For downloading torrents, I use rtorrent. It’s a curses-based client which performs very well. My .rtorrent.rc file looks like this:

download_rate = 30
upload_rate = 2
directory = /home/ohad/torrents/in_progress
on_finished = move_complete,"execute=mv,-u,$d.get_base_path=,~/torrents/inbox/ ;d.set_directory=~/torrents/inbox/"
session = /home/ohad/torrents/.session
schedule = watch_directory,5,5,load_start=/home/ohad/torrents/from_rss/*.torrent
schedule = untied_directory,5,5,remove_untied=
schedule = throttle_1,23:00:00,24:00:00,download_rate=0
schedule = throttle_2,05:00:00,24:00:00,download_rate=30
port_range = 6881-6889
encryption = allow_incoming,enable_retry,prefer_plaintext
dht = auto
peer_exchange = yes
scgi_local = /tmp/rtorrent-scgi.socket

Interesting things to note here are:

  • Downloads live in one directory, but get moved to the inbox directory when they’re done.
  • The session directory is important - this allows rtorrent to resume downloads if it’s shut down.
  • The from_rss directory is watched for new torrent files. When the relevant downloads are stopped, remove_untied occurs and the torrent files are deleted.
  • Throttling is fully customizable.
  • The SCGI socket is useful for rtgui - we’ll get to that.

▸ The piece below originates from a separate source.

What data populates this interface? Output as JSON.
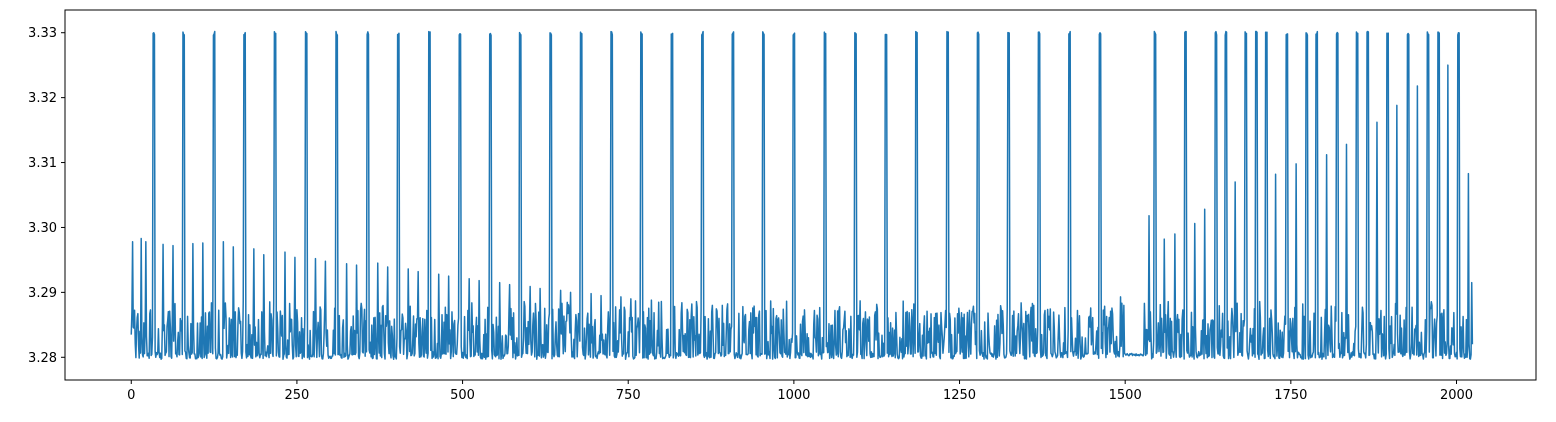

I have a “watchdog”-style cron job which makes sure it’s running if the computer is up. This is not as elegant as starting it from an RC-script, but keeps the whole setup confined to the limits of my own user. Again, rtorrent has a lock-file which prevents multiple instances from running.

#!/bin/bash

# A simple script to make sure I am running rtorrent in a screen

set -e

SCGI_SOCKET=/tmp/rtorrent-scgi.socket
SESSION_DIR=~/torrents/.session

screen -d -m -fn -S rtorrent -s /bin/bash -t rtorrent -m nice rtorrent

while [[ ! -S $SCGI_SOCKET ]]; do sleep 1; done

if [[ -S $SCGI_SOCKET ]]; then
    chgrp www-data $SCGI_SOCKET
    chmod g+rwx $SCGI_SOCKET
fi

RTGUI provides a nice web-based interface. It’s a bit tricky to configure, and you’ll need to use an HTTP server - preferably lighttpd, as it has support for SCGI UNIX sockets (as opposed to SCGI TCP sockets). This lets you keep the number of open network ports to a minimum. This is all well-documented on the RTGUI site.

Finally, I’ve written a little python script called check_shows which uses libnotify to show a pretty pop-up whenever downloads complete. It’s a tiny little hack which uses inotify, which is lots of fun.